Scottish Women's Football chair Vivienne MacLaren told BBC Scotland that it is "wonderful news".
Celtic already compete in the amateur Scottish Women's Premier League.
"All the other clubs around will sit and take notice and it could be a huge development for the women's game up here," MacLaren said.
"Hopefully this will have a domino effect over the next few seasons."
MacLaren suggested that, while some still "don't take it seriously", there had been a change in the attitude over the last four years by larger clubs who had previously treated the women's game as "a second thought".
Celtic finished third this season, 23 points behind Glasgow City, who have now won the title 12 times in a row.
But Celtic recently appointed former City boss Eddie Wolecki Black head coach and established K Park in East Kilbride as their home base.

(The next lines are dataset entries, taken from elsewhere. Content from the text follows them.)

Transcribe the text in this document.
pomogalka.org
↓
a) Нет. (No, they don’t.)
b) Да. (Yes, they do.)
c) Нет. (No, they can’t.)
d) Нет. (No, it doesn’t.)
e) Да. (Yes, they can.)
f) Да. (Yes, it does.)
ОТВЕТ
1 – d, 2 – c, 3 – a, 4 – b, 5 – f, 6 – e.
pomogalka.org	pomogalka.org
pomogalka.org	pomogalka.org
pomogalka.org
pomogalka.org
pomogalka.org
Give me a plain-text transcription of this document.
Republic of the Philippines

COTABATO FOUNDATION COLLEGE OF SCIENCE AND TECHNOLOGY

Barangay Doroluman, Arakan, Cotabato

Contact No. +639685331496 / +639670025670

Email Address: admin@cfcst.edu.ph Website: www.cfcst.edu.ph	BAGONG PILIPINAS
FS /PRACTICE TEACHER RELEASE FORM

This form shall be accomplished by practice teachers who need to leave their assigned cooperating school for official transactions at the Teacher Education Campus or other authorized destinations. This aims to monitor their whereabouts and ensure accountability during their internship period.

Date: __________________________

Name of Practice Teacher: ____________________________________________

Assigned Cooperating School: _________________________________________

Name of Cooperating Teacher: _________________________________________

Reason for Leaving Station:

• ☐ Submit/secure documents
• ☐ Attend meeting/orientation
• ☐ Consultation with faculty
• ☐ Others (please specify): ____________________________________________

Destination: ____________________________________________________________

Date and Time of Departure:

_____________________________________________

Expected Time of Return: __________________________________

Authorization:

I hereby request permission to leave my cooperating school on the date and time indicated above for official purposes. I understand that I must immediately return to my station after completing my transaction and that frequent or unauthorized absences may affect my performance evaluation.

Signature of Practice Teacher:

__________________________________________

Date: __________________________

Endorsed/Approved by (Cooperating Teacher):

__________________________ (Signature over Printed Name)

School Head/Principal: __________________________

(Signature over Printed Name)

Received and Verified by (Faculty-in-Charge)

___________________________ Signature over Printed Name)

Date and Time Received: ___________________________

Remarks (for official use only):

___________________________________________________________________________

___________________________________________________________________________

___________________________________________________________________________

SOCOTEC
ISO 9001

Challenge for Glasgow City
Hearts owner Ann Budge last week told her club's annual meeting that the Edinburgh outfit would be making an annual six-figure investment, taking the running of the current SWPL2 team in-house, with an academy structure and the recruitment of a new manager.
Aberdeen last month announced a new in-house team to take over from the independent Aberdeen Ladies, who have been relegated to Division One North.
Rangers, who finished fourth in the top flight, announced at their recent annual meeting that they would be tripling their investment.
It is likely to mean a greater challenge to champions Glasgow and Hibernian Ladies, who are not in-house at Easter Road but who have emerged as City's main challengers in recent seasons and won both cup competitions in the last campaign.
"Often it's been the smaller, independent clubs, like Glasgow City, who have maintained those standards without having the investment," MacLaren said.
'A very exciting time'
A growing number of Scottish players have in recent years moved to England and other professional leagues in Europe and North America.
However, the Scottish FA has already announced that its national squad will be full-time in the lead up to next summer's World Cup finals.
MacLaren thought Celtic's announcement would help capture the moment as the spotlight falls on women's football globally in France.
"It's a very exciting time in the growth of the women's game, not only in Scotland but the UK," she suggested.
MacLaren pointed out that Glasgow had already been able to attract players from abroad "whether they are coming over to study or whether they are doing work for the club as well as playing".
"This puts Scotland on the map for a woman's player who is looking for a move and to play in a professional environment," she added.